Onchip sensors aim for finer-granularity heat measurements
Moortec has reworked its onchip thermal-sensing architecture for the 5nm node to allow for finer-grained use on SoCs.
According to the company, the Distributed Thermal Sensor (DTS), takes up seven times less area than conventional architectures in situations where a number of sensors need to be spread across the SoC. The aim is to make it possible for SoC designers to place the sensors inside large blocks and processor cores to measure their operating temperature directly.
“We’ve taken the topology of our long-standing thermal sensing solution, all our associated learning, as well as customer inputs, to produce the new architecture for the DTS,” said Ramsay Allen, Moortec marketing manager. “The area savings come about through the small remote sensors being repeated and distributed, which feedback to the central hub.”

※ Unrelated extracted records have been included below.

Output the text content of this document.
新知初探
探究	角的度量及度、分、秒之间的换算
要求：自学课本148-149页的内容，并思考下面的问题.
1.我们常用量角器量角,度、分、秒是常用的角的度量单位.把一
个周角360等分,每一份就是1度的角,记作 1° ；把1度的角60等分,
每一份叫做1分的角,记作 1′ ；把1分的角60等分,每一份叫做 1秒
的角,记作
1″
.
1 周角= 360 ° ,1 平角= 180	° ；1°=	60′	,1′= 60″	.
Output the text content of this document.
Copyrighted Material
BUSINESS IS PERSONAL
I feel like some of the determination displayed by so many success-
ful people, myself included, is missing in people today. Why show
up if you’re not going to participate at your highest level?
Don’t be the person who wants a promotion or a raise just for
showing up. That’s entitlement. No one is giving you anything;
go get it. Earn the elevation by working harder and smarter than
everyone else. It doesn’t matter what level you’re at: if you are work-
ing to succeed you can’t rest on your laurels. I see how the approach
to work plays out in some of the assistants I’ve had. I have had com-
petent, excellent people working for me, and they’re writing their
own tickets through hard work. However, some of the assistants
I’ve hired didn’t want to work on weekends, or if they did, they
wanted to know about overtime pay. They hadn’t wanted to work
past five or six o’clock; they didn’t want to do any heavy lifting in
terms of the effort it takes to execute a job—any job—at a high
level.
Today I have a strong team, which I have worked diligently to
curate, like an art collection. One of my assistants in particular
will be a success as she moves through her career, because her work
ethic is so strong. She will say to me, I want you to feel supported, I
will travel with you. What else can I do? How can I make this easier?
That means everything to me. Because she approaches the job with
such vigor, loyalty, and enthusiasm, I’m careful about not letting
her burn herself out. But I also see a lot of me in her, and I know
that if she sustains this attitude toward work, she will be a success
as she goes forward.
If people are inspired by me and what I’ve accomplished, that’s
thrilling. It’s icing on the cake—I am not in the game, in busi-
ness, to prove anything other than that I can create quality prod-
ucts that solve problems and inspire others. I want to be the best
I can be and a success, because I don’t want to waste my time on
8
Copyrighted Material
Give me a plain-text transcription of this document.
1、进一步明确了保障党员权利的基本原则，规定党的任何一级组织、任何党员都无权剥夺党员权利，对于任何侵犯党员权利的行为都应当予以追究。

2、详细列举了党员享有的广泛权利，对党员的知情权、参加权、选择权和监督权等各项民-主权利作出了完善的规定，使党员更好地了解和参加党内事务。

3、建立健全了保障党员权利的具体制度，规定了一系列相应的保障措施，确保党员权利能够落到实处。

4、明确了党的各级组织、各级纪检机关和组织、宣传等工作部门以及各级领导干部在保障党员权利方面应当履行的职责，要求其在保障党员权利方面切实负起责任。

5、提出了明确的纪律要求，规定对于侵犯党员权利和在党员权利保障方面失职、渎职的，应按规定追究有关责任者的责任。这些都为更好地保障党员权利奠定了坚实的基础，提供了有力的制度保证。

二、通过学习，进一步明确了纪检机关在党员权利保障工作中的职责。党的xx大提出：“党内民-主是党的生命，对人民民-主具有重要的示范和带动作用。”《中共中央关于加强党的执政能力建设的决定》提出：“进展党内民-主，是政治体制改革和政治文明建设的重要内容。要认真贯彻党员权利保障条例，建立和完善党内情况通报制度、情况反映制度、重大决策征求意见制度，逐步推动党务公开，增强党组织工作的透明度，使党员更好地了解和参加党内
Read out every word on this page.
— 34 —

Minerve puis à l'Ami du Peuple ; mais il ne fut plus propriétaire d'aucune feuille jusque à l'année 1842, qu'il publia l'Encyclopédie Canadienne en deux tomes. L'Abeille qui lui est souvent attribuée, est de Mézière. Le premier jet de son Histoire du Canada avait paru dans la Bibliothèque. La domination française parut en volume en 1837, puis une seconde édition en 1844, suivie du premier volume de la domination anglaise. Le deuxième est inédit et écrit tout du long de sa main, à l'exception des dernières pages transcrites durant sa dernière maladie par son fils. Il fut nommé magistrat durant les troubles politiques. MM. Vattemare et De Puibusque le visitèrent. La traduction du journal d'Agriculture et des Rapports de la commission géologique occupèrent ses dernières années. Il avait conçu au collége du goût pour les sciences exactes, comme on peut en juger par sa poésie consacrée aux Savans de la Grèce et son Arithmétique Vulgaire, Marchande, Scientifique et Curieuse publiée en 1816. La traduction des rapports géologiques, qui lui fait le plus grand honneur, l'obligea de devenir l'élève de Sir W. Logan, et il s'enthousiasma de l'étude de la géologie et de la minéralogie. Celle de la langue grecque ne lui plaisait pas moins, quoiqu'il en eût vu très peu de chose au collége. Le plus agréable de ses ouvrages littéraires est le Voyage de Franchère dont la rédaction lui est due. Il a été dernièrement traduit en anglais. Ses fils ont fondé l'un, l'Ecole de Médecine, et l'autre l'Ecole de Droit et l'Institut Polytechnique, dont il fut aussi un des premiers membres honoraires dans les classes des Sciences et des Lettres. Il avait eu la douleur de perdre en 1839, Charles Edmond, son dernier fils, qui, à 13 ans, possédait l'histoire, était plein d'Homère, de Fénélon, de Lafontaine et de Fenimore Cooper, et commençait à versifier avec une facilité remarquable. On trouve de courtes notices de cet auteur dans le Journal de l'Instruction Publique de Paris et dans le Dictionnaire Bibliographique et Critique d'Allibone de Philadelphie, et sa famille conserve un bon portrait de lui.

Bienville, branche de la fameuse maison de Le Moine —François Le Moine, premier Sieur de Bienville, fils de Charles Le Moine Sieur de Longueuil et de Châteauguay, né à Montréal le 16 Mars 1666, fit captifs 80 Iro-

According to Moortec CEO Stephen Crosher, the company has opted for an architecture that supports relatively high sampling rates to keep better of instantaneous temperature changes that are commonly encountered in SoCs, such as those aimed at HPC and AI applications, that have to deal with bursts of activity.
“We’ve seen a clear need for tighter thermal control of semiconductor devices. Multi-core architectures applied to AI, automotive, consumer and many other applications, benefit from highly distributed sensing schemes to minimize system-level power consumption, optimize data throughput, and improve product lifetimes,” Crosher said.
The DTS has been designed for TSMC’s N5 process and has been licensed to several lead customers.